This conversation is with Dr Andrew Hill, a Professor in Sports Psychology at York St John University in the UK.
Andy’s main areas of interest are the consequences of perfectionism (an achievement-related personality trait) for athletes, exercisers, and youth sport participants.
Andy holds a PhD in the area and has published in leading journals in sport and exercise psychology, health and general psychology.

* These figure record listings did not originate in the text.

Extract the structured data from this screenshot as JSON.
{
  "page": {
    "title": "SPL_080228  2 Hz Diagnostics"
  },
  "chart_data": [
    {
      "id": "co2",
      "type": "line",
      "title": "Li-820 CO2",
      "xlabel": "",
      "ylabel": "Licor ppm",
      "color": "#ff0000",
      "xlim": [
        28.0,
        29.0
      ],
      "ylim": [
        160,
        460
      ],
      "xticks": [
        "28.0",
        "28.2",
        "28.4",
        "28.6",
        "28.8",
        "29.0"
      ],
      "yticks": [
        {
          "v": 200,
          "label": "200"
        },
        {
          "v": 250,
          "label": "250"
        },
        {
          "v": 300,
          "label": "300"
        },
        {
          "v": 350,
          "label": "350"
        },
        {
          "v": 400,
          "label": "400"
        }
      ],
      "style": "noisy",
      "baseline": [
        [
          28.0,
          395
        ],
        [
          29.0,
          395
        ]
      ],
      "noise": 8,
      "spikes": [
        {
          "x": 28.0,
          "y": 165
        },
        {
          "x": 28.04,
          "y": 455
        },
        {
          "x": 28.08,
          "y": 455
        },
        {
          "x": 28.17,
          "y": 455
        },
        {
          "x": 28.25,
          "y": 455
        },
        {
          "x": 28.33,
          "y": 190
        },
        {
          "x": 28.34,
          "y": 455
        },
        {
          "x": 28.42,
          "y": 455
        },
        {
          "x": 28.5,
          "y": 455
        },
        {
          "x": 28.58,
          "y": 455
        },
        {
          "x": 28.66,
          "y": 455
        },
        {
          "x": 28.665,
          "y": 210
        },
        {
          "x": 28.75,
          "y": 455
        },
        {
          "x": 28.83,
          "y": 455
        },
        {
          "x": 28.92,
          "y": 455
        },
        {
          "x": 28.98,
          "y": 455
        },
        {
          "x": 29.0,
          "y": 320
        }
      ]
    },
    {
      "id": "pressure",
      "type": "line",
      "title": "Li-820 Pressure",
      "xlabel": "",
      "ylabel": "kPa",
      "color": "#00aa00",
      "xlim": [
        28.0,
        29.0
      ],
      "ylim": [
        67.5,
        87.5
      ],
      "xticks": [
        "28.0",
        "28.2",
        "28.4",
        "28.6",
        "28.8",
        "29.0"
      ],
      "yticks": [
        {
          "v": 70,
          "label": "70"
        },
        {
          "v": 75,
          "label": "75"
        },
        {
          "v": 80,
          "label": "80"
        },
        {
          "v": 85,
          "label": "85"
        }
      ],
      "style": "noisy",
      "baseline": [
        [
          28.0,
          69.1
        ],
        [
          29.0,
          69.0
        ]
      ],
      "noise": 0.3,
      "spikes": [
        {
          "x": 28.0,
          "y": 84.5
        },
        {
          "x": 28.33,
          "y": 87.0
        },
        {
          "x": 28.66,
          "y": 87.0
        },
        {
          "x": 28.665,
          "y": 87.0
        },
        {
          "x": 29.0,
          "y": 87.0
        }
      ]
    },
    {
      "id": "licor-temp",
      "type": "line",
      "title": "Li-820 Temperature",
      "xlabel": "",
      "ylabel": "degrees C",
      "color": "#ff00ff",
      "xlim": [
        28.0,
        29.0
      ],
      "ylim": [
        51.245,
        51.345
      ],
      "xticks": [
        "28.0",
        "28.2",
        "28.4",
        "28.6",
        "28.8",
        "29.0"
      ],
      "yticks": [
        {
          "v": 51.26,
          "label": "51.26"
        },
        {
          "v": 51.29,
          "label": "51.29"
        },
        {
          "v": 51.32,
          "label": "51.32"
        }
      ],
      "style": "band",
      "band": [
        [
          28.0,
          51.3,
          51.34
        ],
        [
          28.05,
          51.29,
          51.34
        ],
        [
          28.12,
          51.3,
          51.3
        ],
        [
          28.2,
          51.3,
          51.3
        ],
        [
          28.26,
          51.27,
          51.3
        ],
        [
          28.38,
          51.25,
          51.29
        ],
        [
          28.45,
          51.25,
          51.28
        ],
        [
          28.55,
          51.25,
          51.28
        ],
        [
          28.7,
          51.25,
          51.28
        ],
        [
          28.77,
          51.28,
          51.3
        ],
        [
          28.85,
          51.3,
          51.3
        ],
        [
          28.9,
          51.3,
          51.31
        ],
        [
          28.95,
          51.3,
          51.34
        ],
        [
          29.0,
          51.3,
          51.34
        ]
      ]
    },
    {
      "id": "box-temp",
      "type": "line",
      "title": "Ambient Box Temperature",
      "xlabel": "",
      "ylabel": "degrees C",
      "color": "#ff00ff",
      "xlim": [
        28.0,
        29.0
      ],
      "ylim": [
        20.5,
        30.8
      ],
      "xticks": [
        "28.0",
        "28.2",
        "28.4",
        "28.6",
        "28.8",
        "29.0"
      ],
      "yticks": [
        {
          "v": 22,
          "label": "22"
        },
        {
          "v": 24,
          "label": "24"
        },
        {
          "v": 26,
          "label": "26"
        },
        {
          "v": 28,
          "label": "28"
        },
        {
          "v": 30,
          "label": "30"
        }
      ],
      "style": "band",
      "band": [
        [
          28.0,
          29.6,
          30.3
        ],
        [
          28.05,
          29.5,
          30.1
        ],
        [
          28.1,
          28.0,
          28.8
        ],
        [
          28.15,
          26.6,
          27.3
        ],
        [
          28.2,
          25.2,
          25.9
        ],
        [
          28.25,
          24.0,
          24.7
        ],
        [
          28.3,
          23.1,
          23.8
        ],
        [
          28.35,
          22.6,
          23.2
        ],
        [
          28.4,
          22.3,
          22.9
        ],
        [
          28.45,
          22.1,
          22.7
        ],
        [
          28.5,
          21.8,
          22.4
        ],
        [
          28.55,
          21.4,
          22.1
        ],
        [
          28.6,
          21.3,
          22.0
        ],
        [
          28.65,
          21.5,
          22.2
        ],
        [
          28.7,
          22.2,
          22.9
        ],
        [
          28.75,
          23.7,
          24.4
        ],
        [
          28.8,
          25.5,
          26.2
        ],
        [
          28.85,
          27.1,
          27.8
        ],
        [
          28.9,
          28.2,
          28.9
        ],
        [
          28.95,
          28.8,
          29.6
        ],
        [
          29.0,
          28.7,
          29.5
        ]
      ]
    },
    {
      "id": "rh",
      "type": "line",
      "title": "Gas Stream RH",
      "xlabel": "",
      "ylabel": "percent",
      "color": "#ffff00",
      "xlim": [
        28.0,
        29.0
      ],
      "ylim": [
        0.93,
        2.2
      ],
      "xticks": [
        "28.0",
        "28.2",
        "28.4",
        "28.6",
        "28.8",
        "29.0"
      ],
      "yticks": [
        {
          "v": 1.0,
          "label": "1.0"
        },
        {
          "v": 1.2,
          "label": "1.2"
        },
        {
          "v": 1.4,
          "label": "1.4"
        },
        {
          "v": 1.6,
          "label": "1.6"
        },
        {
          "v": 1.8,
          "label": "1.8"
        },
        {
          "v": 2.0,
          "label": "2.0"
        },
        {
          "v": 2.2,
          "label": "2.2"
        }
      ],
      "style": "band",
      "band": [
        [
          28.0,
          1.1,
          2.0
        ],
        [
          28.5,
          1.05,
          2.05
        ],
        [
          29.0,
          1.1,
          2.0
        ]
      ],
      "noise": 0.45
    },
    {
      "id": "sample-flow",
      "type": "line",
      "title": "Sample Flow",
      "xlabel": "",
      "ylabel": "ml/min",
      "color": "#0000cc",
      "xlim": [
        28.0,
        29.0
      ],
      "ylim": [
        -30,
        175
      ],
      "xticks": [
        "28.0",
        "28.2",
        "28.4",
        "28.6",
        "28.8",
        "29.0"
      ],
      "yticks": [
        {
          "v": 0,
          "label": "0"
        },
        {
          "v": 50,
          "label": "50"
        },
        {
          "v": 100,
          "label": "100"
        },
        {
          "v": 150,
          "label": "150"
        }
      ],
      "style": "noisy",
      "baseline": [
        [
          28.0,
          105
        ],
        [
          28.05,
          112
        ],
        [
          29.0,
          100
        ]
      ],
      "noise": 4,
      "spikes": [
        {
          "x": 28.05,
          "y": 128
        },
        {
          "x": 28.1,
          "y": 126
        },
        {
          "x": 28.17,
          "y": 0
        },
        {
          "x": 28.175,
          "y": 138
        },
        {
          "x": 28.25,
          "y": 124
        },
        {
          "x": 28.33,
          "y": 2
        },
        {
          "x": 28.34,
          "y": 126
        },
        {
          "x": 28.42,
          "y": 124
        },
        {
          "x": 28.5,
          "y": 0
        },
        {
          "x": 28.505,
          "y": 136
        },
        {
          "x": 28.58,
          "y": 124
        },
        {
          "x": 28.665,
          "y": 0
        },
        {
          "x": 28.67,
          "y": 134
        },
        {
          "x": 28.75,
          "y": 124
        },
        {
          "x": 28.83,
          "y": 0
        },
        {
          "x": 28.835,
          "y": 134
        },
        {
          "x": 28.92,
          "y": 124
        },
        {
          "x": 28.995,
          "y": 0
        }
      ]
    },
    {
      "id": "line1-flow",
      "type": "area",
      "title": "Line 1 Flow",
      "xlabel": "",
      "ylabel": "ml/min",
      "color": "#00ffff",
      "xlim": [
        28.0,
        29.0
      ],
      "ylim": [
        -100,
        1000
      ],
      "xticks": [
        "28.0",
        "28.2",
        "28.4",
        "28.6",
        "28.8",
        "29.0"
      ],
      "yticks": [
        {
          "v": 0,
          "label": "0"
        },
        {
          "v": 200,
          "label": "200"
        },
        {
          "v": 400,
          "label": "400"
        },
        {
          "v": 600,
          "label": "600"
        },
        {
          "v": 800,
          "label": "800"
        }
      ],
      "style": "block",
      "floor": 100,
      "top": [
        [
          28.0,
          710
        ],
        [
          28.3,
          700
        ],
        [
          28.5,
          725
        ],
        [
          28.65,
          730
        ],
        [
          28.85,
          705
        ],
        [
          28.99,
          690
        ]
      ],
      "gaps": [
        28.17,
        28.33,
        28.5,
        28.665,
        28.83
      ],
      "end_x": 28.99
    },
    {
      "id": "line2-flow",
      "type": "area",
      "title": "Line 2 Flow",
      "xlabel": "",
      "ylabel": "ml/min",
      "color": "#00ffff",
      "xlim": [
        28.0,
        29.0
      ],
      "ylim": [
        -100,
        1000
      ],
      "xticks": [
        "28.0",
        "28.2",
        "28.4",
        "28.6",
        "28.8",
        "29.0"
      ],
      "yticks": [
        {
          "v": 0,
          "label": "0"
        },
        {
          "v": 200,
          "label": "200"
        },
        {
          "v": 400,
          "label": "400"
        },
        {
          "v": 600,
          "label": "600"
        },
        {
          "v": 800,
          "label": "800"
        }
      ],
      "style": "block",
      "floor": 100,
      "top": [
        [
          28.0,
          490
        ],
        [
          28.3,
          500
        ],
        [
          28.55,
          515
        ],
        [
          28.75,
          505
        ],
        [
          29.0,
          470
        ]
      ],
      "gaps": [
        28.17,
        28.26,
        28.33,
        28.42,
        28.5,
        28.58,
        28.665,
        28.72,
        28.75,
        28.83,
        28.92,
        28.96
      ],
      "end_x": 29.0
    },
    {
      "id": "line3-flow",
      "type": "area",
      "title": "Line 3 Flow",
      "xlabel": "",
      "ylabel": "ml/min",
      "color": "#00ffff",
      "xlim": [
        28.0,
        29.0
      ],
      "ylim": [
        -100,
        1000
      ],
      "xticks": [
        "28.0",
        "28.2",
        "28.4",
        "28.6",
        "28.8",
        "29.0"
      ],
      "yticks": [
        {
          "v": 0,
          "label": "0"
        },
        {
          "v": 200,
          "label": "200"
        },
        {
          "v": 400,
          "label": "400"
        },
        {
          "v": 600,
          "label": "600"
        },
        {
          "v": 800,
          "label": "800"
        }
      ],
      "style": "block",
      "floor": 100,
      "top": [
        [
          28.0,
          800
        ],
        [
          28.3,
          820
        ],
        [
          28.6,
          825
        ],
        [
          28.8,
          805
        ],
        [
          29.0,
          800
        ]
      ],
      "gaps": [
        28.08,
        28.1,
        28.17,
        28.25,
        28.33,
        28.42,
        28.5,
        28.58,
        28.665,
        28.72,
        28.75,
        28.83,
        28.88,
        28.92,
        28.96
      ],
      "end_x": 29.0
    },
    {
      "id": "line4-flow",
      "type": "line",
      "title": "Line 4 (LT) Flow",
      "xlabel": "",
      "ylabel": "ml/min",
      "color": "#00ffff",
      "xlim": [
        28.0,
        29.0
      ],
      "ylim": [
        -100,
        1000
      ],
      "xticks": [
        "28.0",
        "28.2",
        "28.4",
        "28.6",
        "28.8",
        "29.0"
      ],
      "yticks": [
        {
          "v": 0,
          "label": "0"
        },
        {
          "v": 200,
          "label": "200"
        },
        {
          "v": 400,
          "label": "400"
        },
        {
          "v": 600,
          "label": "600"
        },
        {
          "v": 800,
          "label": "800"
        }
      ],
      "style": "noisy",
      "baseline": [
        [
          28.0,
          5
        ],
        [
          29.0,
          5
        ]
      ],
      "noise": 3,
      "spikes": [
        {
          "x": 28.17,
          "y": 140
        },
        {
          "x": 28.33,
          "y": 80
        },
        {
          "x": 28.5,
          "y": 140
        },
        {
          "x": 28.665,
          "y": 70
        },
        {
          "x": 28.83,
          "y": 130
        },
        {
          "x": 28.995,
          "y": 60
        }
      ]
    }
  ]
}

In this episode, Andy talks about the rise of perfectionism over the last 25 years, exactly what it is (and what it’s not), as well as some of his research and how it is being applied in the real world.
We also cover:
- Helicopter parenting and the inadvertent consequences;
- Measuring perfectionism and the ‘perfectionistic climate’;
- The relationship between perfectionism and resiliency;
- The role of the coach and the importance of unconditional acceptance;
- The influence of parental behaviour (and genetics) on child perfectionism;
- Andy’s view on being a dad and why he’s so careful using the word perfect;
- Why there is nothing inherently good about sport and what this means for participation;
- How Andy got involved in sport psychology and studying perfectionism;
- What can be learned from the sports field and applied to other domains and challenging life circumstances;
- Why being perfectionistic is best studied at the environment level rather than the individual level; and
- The three myths of perfectionism that need addressing.